Friday, December 17, 2010

lara hari ini....

bagaimana mungkin saya mencintai tapi tetap merasa sepi....merasa tidak berarti?

lara saya hari ini...tentang ini

tentang kekasih yang marah dan memilih menghukum saya dengan membiarkan saya tak berteman...kesepian.

tentang miris dan nelangsa yang ditorehkan para atasan dan rekan kerja.

tentang air mata yang setengah mati ditahan...sudah besar, sudah tidak pantas berkeluh manja, apalagi sampai berderai air mata.

huff...

Wednesday, December 15, 2010

too much wedding-ness will kill you...

i haven't slept for weeks...and i don't think that's even normal.
i argued a lot with my boyfriend....i don't think that's healthy.

too much wedding-ness will kill you...i'm telling you

i had this fury in my head..in my heart...to my boyfriend, to my relatives, to my co-workers
that's not nice...that's not wise.
my boyfriend went for business trips 2 weeks in a row this month...when i specifically asked him to clear his schedule a month before our wedding.....see...this head wanted to explode..

but too much wedding-ness will kill you...kill me for sure.

so, i'm gonna stop....stop...just stop

i won't complain...i'm just gonna do this!

Friday, December 10, 2010

this big body has the biggest love for you...

for a friend who loves a man with all strength she could've managed. this is your story, sweetheart

i have been in love before, that's for sure. but what i felt for you beats those i had before. it's like i'm having this fireworks in my tummy just by looking at you.

have i been misunderstood by your gesture...your affection? because i felt it very real..very genuine. so real that it blew me...amused me.
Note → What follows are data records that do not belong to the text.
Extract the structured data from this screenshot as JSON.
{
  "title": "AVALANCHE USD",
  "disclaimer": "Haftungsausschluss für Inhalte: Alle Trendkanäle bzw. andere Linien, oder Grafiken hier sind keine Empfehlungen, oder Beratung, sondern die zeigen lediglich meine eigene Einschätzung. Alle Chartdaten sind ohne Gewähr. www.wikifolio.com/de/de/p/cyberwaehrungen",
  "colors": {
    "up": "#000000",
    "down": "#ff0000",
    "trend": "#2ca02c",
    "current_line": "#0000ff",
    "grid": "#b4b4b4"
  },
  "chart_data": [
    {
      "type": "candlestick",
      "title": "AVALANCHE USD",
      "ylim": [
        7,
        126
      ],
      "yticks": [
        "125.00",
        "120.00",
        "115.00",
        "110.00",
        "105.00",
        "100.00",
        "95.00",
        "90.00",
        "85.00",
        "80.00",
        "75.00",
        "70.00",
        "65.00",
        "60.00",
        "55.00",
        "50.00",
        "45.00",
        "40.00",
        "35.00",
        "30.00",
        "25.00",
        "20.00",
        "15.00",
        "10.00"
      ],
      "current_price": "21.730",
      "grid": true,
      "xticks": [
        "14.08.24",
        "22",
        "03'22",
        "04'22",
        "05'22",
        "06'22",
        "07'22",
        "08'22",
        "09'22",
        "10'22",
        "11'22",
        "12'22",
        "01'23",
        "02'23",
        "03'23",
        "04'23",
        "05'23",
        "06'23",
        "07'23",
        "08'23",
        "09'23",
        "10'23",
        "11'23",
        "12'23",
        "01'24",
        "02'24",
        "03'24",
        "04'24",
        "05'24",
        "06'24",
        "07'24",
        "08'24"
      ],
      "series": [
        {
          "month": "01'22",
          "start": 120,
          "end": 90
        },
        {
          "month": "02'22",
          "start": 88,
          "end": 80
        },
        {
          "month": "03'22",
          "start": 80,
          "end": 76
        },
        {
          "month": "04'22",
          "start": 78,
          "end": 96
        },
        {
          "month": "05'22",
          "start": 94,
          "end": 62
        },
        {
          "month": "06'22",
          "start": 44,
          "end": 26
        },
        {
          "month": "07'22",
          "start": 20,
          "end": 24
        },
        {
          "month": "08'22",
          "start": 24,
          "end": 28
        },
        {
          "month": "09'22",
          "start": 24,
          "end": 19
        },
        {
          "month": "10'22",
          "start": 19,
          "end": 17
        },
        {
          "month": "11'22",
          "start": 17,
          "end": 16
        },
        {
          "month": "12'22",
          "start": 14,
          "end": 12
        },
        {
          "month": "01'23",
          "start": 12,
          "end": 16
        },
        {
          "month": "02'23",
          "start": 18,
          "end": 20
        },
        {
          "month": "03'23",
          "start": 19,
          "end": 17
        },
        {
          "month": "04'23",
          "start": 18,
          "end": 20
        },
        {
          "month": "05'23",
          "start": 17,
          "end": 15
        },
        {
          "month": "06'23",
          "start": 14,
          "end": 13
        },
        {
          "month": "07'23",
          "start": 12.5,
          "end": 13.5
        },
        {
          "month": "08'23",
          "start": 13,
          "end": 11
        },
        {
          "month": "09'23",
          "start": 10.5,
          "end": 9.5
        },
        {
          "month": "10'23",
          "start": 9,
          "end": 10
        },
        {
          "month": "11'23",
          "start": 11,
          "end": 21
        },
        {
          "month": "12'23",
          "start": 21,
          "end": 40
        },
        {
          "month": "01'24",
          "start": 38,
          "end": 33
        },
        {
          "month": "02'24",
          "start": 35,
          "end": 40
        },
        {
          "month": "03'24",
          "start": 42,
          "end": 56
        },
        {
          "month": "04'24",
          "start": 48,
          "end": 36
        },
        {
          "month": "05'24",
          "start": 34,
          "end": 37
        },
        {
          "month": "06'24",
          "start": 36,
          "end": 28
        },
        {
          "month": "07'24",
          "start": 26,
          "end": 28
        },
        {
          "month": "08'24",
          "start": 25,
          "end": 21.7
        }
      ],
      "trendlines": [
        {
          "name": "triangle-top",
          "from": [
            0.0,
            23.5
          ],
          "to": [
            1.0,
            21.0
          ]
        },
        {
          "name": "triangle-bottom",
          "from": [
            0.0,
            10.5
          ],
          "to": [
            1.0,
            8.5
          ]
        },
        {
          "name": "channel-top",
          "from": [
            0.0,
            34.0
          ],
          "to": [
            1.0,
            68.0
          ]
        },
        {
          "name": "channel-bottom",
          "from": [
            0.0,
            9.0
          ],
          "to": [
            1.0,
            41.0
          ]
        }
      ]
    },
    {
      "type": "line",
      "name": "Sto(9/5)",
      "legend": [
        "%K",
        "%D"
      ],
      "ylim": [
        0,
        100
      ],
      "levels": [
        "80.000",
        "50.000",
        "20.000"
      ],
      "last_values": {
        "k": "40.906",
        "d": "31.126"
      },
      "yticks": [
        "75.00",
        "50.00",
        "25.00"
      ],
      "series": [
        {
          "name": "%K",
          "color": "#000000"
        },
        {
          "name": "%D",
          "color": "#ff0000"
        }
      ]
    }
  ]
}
I have been in love, of course, but so far, my love to you is the greatest i could carry. Oh i knew, you're not a perfect man...but i have loved you from the very 'least to the most' of you. Have i been fooling myself by thinking that the way you looked at me was somehow called love?

i never thought the answer for those question would be the most hurtful. it wounds me, sucks my happiness and leaves me a hollow.

yes, i've been misunderstood...i've been fooling myself. You did need me around, but you did not see a future. ironically, i have seen u in my future, i can't figure out any other figure for it. this self-esteem i've been building for years upon this big body suddenly fell to the bottom. i hated the mirrors...i hated looking at my reflection.

you said you did not have the guts to be with me... ashamed of what people might think if you ever be the man of a big girl like me. you don't know how much you have turned my world upside down... i guess you won't. a guy like you won't suffered this kind of pain.

but i am willing to wait...i'm willing to run on a treadmill everyday...i'm willing to be on a strict diet.... for you...for your love. and hoping that one day, when you wake up in the morning, you'll love me, this big girl, just the way i am. if only you knew that this big body has the biggest love for you... maybe...just maybe, you'll find a tiny picture of a future with me.

some say i'm a fool....some look at me with pity and sympathy. somehow, i don't really care.... i'm the one who knows the pain of not to be with you and the ecstasy of having you around.

i just wish... one day you'll finally see that this big body has the biggest love for you.